How to convince nvcc to use 128-bit wide loads?

Question

How to convince nvcc to use 128-bit wide loads?

I have a kernel that needs to apply a stencil operation on an array and store the result on another array. The stencil could be expressed in a function as:

float stencil(const float* data)
{
    return *(data-1) + *(data+1);
}

I want every thread to produce 4 contiguous values of the output array by loading 6 contiguous values of the input array. By doing so I would be able to use the float4 type for loading and storing in chunks of 128 bytes. This is my program (you can download and compile it, but please consider the kernel in first place):

#include<iostream>
#include<cstdlib>
#include<thrust/host_vector.h>
#include<thrust/device_vector.h>

__global__ void kernel(const float* input, float* output, int size)
{
    int i = 4*(blockDim.x*blockIdx.x + threadIdx.x);
    float values[6];
    float res[4];

    // Load values
    values[0] = *(input+i-1);
    *reinterpret_cast<float4*>(values+1) = *reinterpret_cast<const float4*>(input+i);
    values[5] = *(input+i+4);

    // Compute result
    res[0] = values[0]+values[2];
    res[1] = values[1]+values[3];
    res[2] = values[2]+values[4];
    res[3] = values[3]+values[5];

    // Store result
    *reinterpret_cast<float4*>(output+i) = *reinterpret_cast<const float4*>(res);
}

int main()
{
    // Parameters
    const int nBlocks = 8;
    const int nThreads = 128;
    const int nValues = 4 * nThreads * nBlocks;

    // Allocate host and device memory
    thrust::host_vector<float> input_host(nValues+64);
    thrust::device_vector<float> input(nValues+64), output(nValues);

    // Generate random input
    srand48(42);
    thrust::generate(input_host.begin(), input_host.end(), []{ return drand48()+1.; });
    input = input_host;

    // Run kernel
    kernel<<<nBlocks, nThreads>>>(thrust::raw_pointer_cast(input.data()+32), thrust::raw_pointer_cast(output.data()), nValues);

    // Check output
    for (int i = 0; i < nValues; ++i)
    {
        float ref = input_host[31+i] + input_host[33+i];

        if (ref != output[i])
        {
            std::cout << "Error at " << i << " : " << ref << "  " << output[i] << "\n";
            std::cout << "Abort with errors\n";
            std::exit(1);
        }
    }

    std::cout << "Success\n";
}

The program works perfectly.

I would expect the compiler to generate one LD.E.128 instruction for the central part of the local array values, and the registers for this central part to be contiguous (e.g. R4, R5, R6, R7); to have two LD.E instructions for both ends of values; to have one ST.E.128 for the output array.

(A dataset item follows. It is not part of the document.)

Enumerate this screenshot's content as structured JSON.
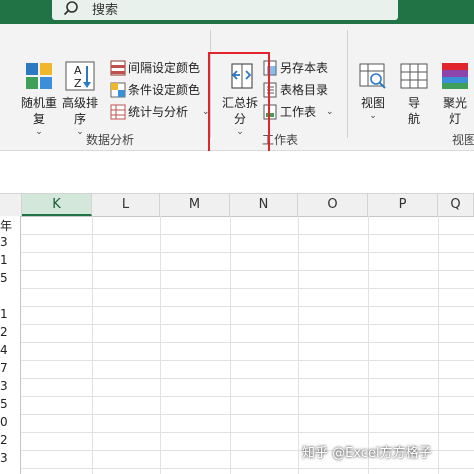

What happens in reality is the following:

code for sm_21
    Function : _Z6kernelPKfPfi

    /*0000*/         MOV R1, c[0x1][0x100];                /* 0x2800440400005de4 */
    /*0008*/         NOP;                                  /* 0x4000000000001de4 */
    /*0010*/         MOV32I R3, 0x4;                       /* 0x180000001000dde2 */
    /*0018*/         S2R R0, SR_CTAID.X;                   /* 0x2c00000094001c04 */
    /*0020*/         S2R R2, SR_TID.X;                     /* 0x2c00000084009c04 */
    /*0028*/         IMAD R0, R0, c[0x0][0x8], R2;         /* 0x2004400020001ca3 */
    /*0030*/         SHL R6, R0, 0x2;                      /* 0x6000c00008019c03 */
    /*0038*/         IMAD R10.CC, R6, R3, c[0x0][0x20];    /* 0x2007800080629ca3 */
    /*0040*/         IMAD.HI.X R11, R6, R3, c[0x0][0x24];  /* 0x208680009062dce3 */
    /*0048*/         IMAD R2.CC, R6, R3, c[0x0][0x28];     /* 0x20078000a0609ca3 */
    /*0050*/         LD.E R4, [R10+0xc];                   /* 0x8400000030a11c85 */
    /*0058*/         IMAD.HI.X R3, R6, R3, c[0x0][0x2c];   /* 0x20868000b060dce3 */
    /*0060*/         LD.E R7, [R10+0x4];                   /* 0x8400000010a1dc85 */
    /*0068*/         LD.E R9, [R10+-0x4];                  /* 0x87fffffff0a25c85 */
    /*0070*/         LD.E R5, [R10+0x8];                   /* 0x8400000020a15c85 */
    /*0078*/         LD.E R0, [R10+0x10];                  /* 0x8400000040a01c85 */
    /*0080*/         LD.E R8, [R10];                       /* 0x8400000000a21c85 */
    /*0088*/         FADD R6, R7, R4;                      /* 0x5000000010719c00 */
    /*0090*/         FADD R4, R9, R7;                      /* 0x500000001c911c00 */
    /*0098*/         FADD R7, R5, R0;                      /* 0x500000000051dc00 */
    /*00a0*/         FADD R5, R8, R5;                      /* 0x5000000014815c00 */
    /*00a8*/         ST.E.128 [R2], R4;                    /* 0x9400000000211cc5 */
    /*00b0*/         EXIT;                                 /* 0x8000000000001de7 */
    ................................

All loads are 32-bit wide (LD.E). On the other side, there is just one store instruction ST.E.128, as expected.

I don't show the whole code here again, but I did a test where the stencil does not need a value to the left, but only one to the right (e.g. *data + *(data+1)), in which case my values array contains just 5 values and the float4 load operation modifies the first 4 values of the array (I still have one extra load for the last value). In that case the compiler uses LD.E.128.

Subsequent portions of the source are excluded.